Amazon Web Services (AWS) has launched a carbon footprint tool for AWS Cloud users to calculate their organisation’s estimated current and forecasted carbon emissions.
Available through the AWS Billing Console at no cost, the tool shows scope 1 and 2 carbon emissions in summary, geographic and per-service form.
The first scope, as defined by the Greenhouse Gas Protocol (GHG) – a widely used greenhouse gas accounting standard — is classified as direct greenhouse emissions from sources controlled or owned by an organisation.
Meanwhile, the second is indirect emissions related to the purchase of electricity, steam, heat and cooling, as outlined by the United States Environmental Protection Agency. The tool’s release comes from a desire of AWS customers inquiring about their approach to emissions, according to Jeff Barr, chief evangelist at AWS.
“After I share information about our efforts to decarbonise with our customers, they tell me that their organisation is on a similar path, and that they need to know more about the carbon footprint of their cloud infrastructure,” he said in a blog post.
Meanwhile, Ken Haig, head of energy policy for Asia Pacific and Japan (APJ) at AWS, said the tool was developed and tested alongside feedback from AWS customers.

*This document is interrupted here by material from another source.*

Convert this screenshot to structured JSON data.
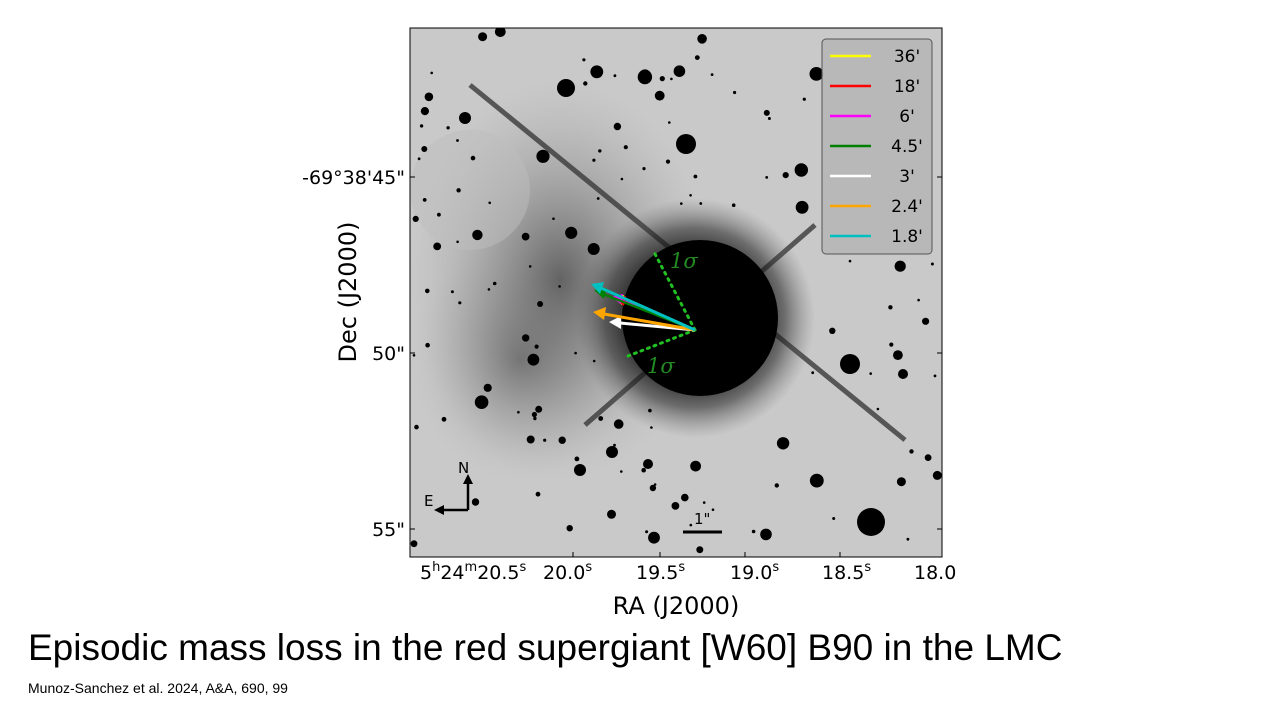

“We are pleased to announce the launch of the AWS customer carbon footprint tool, providing AWS customers with an estimate of their carbon emissions from their use of all AWS products as well as the emissions reductions realised by moving to AWS,” he said.
“This tool will help our customers report, track and evaluate their carbon emissions to monitor progress toward their future carbon reduction goals.”
The introduction of this tool from the cloud giant follows its goal of powering its operations with 100 per cent renewable energy by 2025, a target it claims it is five years ahead of its previous schedule.
Additionally, In 2019, AWS parent Amazon, together with Global Optimism, co-founded The Climate Pledge, a commitment to be net zero carbon by 2040.
Signatories to The Climate Pledge, which now number 217, agree to measure and report greenhouse gas emissions on a regular basis and implement decarbonisation strategies in line with the Paris Agreement through business changes and innovations.
However, the move towards emission reductions is more likely to be rooted in desires from the investment community, with Gartner research vice president Neil McMurchy claiming to ARN in October 2021 that while customer demand for these initiatives is “probably non-existent”, the situation is likely to change.
“Any publicly traded vendor is well advanced in terms of their ESG [environmental, social and governance policy],” he said at the time. “From a capital market perspective, investors...are putting a value on compliance.
“The large vendors and smaller vendors too...whether it’s altruistic or if it’s the case that they don’t want to be a standout, those suppliers are going to do it.
“Eventually it will work through the procurement processes of end customers. Even now, there will be some procurement departments increasing their compliance focus on ESG.”